Thursday, April 15, 2010

Wanted: weightlessness

First home game of the season at Dodger Stadium. Seeing the news footage of the park, surrounding hills and the crowded plain of Los Angeles reminded me that once, some 45 years ago, I went for a ride in the Goodyear blimp. What is most vivid in my memory is the red dirt of the stadium as we drifted, low and slow, above the terrain where I had spent my first 20 years.

The word which repeats is lightness and the reason it speaks so emphatically is that it seems to be MIA these days. Reality is heavy and dense; it would sink to the bottom of the pond and need to be raised with crane. Good luck trying to pry it loose with a stick or even a crowbar. A light heart, a quiet mind, a tranquil spirit - is this too much to ask? At times, it seems the answer is yes.

From a long-forgotten source I have a quote which says, "Life should be like floating." And it should be, navigating our days without that pesky anchor snagging on every rock. Oh, for helium, for fizzy lifting drinks, for either the fog or equanimity that sorts events by their true proportion. If the world is too much with us, the challenge to let our thoughts soar, to find humor in dark moments, to be at peace begins to feel like a life-and-death struggle and reality seems to have the advantage of being, simply, too real.

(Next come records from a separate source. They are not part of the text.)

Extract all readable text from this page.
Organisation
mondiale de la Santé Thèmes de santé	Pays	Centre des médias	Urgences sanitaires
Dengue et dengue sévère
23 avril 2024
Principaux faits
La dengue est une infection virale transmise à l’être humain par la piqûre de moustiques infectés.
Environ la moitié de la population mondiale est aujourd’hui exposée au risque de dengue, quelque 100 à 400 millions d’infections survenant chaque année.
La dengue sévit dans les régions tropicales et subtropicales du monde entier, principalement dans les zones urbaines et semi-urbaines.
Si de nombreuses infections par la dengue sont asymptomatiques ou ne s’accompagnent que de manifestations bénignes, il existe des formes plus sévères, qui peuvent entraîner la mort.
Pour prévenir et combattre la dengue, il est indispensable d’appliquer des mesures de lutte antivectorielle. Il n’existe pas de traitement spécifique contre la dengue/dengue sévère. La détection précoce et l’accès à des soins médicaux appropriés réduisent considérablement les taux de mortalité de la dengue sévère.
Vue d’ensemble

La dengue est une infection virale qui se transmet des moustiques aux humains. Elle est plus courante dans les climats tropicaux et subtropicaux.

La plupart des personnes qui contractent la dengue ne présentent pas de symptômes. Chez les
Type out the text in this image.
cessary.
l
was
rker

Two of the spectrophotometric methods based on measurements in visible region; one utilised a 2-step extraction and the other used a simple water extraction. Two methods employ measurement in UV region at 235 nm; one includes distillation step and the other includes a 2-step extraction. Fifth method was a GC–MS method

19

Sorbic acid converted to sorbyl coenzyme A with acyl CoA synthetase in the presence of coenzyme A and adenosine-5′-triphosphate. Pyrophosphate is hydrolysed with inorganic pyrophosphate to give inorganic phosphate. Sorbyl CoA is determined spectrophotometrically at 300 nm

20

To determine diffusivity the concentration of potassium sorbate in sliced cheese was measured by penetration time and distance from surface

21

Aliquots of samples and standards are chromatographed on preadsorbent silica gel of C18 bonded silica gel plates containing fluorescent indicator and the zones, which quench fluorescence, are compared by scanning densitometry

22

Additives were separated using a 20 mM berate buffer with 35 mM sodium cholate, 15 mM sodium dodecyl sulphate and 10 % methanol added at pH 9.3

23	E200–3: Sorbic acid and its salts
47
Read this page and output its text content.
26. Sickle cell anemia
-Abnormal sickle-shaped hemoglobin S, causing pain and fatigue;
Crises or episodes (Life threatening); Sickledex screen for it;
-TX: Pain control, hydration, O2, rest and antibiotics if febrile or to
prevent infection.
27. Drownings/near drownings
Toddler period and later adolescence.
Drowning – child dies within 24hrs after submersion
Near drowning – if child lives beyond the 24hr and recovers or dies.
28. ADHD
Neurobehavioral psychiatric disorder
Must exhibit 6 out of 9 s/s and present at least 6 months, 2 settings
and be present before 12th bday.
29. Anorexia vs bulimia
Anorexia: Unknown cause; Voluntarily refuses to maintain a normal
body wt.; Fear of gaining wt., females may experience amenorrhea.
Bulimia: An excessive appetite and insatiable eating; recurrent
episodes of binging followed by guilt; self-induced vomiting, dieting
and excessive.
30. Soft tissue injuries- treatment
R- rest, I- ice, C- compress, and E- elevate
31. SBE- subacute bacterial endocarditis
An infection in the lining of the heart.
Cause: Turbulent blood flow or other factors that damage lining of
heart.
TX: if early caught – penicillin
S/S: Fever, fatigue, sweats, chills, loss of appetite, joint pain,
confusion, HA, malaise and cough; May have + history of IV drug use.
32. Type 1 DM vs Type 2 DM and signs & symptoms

Earlier this morning I commented on a friend's blog in which she asked readers to tell of their guilty pleasures and my first response was daydreaming. I arrive at truths and happiness by the grace of drifting, which is not always an option. Perhaps my chemistry is off; I feel terribly earth-bound and not the least bit silly. Is it earthquakes and volcanoes, unemployment and budget crises, or is it annoying gnats of projected - and pointless - worries, gaining in strength and number until their swarming cloud obscures the sun?

It could be that tranquility is something we receive on loan, something which was not intended to be a permanent gift. Or this could be an over-reaction to a temporary patch of disquiet. Granola-like clumps of troublesome thoughts arrive and eventually depart. When they are here they seem the size of Jupiter; when we step back they look more like cupcake sprinkles. Balance, proportion's best friend, is a slippery trickster, whose great appeal may be its seeming elusiveness.

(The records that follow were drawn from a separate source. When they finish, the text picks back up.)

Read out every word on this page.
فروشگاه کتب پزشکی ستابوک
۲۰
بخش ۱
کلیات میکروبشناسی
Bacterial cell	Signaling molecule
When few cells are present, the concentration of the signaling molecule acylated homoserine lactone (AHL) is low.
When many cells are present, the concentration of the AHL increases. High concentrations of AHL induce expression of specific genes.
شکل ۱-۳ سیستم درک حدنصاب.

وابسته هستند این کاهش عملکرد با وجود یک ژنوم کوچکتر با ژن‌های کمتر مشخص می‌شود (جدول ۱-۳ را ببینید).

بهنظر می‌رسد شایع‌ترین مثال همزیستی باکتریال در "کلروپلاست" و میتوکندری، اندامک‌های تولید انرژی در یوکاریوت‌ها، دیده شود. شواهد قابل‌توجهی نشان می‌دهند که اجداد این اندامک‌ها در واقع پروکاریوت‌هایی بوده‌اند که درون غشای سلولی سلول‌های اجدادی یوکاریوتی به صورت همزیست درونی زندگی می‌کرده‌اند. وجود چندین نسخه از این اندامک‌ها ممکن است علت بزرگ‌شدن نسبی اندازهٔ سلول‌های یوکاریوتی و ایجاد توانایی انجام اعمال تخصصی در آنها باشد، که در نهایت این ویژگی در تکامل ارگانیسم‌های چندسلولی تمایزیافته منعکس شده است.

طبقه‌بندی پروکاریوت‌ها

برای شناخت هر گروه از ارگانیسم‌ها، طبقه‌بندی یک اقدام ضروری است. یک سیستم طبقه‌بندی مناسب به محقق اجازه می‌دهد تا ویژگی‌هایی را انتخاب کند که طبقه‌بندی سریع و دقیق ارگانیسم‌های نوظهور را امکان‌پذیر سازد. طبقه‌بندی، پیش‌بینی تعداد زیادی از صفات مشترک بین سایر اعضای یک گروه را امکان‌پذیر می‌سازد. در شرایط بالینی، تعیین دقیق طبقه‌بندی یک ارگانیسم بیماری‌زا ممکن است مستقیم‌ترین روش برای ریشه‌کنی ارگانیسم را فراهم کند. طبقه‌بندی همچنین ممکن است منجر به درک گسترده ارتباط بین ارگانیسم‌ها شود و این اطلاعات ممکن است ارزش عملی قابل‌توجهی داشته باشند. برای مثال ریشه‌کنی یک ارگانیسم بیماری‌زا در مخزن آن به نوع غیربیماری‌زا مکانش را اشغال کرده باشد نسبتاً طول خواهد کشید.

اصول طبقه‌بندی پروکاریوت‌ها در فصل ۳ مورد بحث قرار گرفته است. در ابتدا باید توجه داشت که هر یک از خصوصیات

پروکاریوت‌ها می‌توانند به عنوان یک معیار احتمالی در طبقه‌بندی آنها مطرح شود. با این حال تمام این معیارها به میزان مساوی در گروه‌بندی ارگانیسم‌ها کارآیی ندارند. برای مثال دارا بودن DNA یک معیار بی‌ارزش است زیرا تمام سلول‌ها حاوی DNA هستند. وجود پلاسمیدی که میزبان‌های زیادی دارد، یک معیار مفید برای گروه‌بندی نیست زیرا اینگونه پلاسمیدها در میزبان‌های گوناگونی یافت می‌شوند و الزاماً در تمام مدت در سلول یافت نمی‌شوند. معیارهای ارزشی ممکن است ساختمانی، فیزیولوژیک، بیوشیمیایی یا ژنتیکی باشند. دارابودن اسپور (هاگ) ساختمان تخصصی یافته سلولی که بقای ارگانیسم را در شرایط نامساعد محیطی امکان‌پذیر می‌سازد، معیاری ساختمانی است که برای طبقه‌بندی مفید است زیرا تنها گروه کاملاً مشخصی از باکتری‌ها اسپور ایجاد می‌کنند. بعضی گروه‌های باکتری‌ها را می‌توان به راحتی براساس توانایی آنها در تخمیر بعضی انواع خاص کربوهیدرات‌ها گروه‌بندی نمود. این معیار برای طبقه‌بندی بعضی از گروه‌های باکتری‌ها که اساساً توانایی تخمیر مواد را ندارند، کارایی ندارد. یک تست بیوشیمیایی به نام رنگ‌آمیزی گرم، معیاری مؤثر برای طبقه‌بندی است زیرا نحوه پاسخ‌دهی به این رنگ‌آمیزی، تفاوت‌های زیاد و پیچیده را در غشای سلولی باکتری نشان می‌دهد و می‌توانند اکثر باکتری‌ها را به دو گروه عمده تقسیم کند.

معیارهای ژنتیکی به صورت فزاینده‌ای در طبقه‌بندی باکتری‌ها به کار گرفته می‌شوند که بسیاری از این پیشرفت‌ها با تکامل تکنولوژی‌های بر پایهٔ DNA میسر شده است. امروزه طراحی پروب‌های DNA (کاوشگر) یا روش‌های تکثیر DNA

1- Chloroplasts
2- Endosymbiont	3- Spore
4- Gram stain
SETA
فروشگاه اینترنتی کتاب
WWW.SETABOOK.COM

That I carry the imprint of riding the current through once-smoggy skies gives me a tangible goal; I know what weightless feels like. I have found it down here on the ground and held it for longer than I would have thought possible. I want it back and I know that chasing it will only drive it deeper into the woods. With enough time for my mind to dawdle, I may be able to devise a temptation, luring peace near enough to catch hold of and we can be airborne once again.